Ithaca, New York
March 31, 2016
For Immediate Release
UCGIS is pleased to announce that Diana S. Sinton will receive its 2016 Education Award.
Dr. Sinton has made extraordinary contributions to GIScience education in three key areas: connecting GIScience, cognitive science, and the learning sciences; promoting GIS across multiple curricula and disciplines; and developing GIS as an integrating technology linking curricula, infrastructure, and administration.
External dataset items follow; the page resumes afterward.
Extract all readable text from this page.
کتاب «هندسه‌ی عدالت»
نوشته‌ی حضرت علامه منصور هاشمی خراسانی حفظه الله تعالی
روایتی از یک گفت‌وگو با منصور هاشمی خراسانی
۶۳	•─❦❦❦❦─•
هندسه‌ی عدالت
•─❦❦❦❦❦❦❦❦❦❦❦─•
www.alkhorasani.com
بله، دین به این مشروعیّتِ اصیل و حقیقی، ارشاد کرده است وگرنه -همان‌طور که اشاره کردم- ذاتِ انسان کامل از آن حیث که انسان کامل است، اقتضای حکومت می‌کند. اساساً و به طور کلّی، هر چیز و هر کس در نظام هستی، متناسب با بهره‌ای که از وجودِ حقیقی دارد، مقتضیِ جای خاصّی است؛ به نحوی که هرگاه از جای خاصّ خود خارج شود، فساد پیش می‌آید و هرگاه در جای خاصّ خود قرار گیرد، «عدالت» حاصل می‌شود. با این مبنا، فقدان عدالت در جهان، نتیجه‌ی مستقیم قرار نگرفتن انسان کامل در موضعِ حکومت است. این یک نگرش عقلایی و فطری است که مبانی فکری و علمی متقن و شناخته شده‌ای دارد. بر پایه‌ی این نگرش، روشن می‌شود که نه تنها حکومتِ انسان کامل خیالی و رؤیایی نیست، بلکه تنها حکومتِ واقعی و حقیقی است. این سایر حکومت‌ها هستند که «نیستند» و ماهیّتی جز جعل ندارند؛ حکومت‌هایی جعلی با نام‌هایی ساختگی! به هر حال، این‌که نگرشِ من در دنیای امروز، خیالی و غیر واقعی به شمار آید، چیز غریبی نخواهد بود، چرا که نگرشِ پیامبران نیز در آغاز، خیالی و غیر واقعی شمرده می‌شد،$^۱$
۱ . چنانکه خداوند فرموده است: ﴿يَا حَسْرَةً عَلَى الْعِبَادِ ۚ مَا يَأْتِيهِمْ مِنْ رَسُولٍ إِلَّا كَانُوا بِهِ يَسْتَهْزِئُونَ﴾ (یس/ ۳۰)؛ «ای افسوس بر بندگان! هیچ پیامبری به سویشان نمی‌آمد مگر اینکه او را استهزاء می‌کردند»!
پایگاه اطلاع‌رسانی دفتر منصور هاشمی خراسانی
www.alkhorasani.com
As the GIS program director for the National Institute for Technology and Liberal Education (NITLE) and subsequently as director of Spatial Curriculum and Research at the University of Redlands, Diana has made substantial contributions to national efforts to promote the use of GIS&T across the university curriculum. Throughout her career she has published widely about GIScience education at multiple levels. Importantly, Diana’s writings provide key arguments for the ways in which spatial and geographical thinking contribute to both GIScience in higher education as well as learning overall. Her publication The People’s Guide to Spatial Thinking (NCGE, 2013) exemplifies these perspectives. She has also worked both here and in Europe on numerous curricular and professional development projects including the Spatial Citizenship Project (SPACIT) and as the creative lead for TeachGIS.org.
Dr. Sinton’s impressive catalog of educational accomplishments is only half the story. Diana’s contributions to GIScience education also come through her qualities as an enabler as well as an advocate. Her persistence, clarity of vision, and collegiality have been instrumental in moving GIS&T forward in both K-12 and higher education.
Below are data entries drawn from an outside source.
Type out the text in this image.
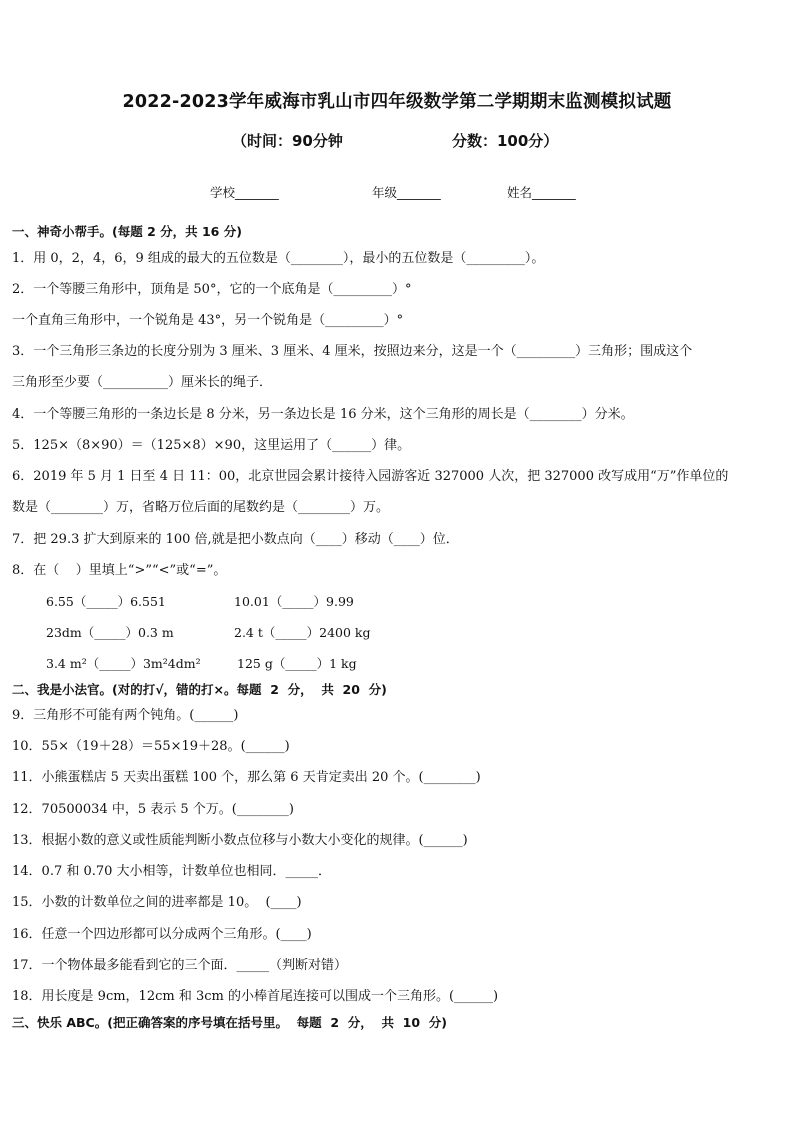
2022-2023学年威海市乳山市四年级数学第二学期期末监测模拟试题
（时间：90分钟	分数：100分）
学校_______	年级_______	姓名_______
一、神奇小帮手。(每题 2 分，共 16 分)
1．用 0，2，4，6，9 组成的最大的五位数是（________），最小的五位数是（_________）。
2．一个等腰三角形中，顶角是 50°，它的一个底角是（_________）°
一个直角三角形中，一个锐角是 43°，另一个锐角是（_________）°
3．一个三角形三条边的长度分别为 3 厘米、3 厘米、4 厘米，按照边来分，这是一个（_________）三角形；围成这个
三角形至少要（__________）厘米长的绳子．
4．一个等腰三角形的一条边长是 8 分米，另一条边长是 16 分米，这个三角形的周长是（________）分米。
5．125×（8×90）＝（125×8）×90，这里运用了（______）律。
6．2019 年 5 月 1 日至 4 日 11：00，北京世园会累计接待入园游客近 327000 人次，把 327000 改写成用“万”作单位的
数是（________）万，省略万位后面的尾数约是（________）万。
7．把 29.3 扩大到原来的 100 倍,就是把小数点向（____）移动（____）位．
8．在（    ）里填上“>”“<”或“=”。
6.55（_____）6.551	10.01（_____）9.99
23dm（_____）0.3 m	2.4 t（_____）2400 kg
3.4 m²（_____）3m²4dm²	125 g（_____）1 kg
二、我是小法官。(对的打√，错的打×。每题  2  分，  共  20  分)
9．三角形不可能有两个钝角。(______)
10．55×（19＋28）＝55×19＋28。(______)
11．小熊蛋糕店 5 天卖出蛋糕 100 个，那么第 6 天肯定卖出 20 个。(________)
12．70500034 中，5 表示 5 个万。(________)
13．根据小数的意义或性质能判断小数点位移与小数大小变化的规律。(______)
14．0.7 和 0.70 大小相等，计数单位也相同．_____．
15．小数的计数单位之间的进率都是 10。  (____)
16．任意一个四边形都可以分成两个三角形。(____)
17．一个物体最多能看到它的三个面．_____（判断对错）
18．用长度是 9cm，12cm 和 3cm 的小棒首尾连接可以围成一个三角形。(______)
三、快乐 ABC。(把正确答案的序号填在括号里。  每题  2  分，  共  10  分)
Currently, Diana Sinton is an adjunct associate professor at Cornell University and also serves as UCGIS’s very own Executive Director.
Dr. Sinton and other 2016 award winners will be honored at the upcoming UCGIS Symposium, May 24-26 in Scottsdale, Arizona.
UCGIS is a non-profit scientific and educational organization comprised of 60+ member and affiliate institutions. It was established in 1995 for the purposes of advancing research in the field of Geographic Information Science, expanding and strengthening multidisciplinary Geographic Information Science education, and advocating policies for the promotion of the ethical use of and access to geographic information and technologies, by building and supporting scholarly communities and networks. UCGIS is a hub for the GIS research and education community in higher education and serves as a national and international voice to advocate for its members’ interests.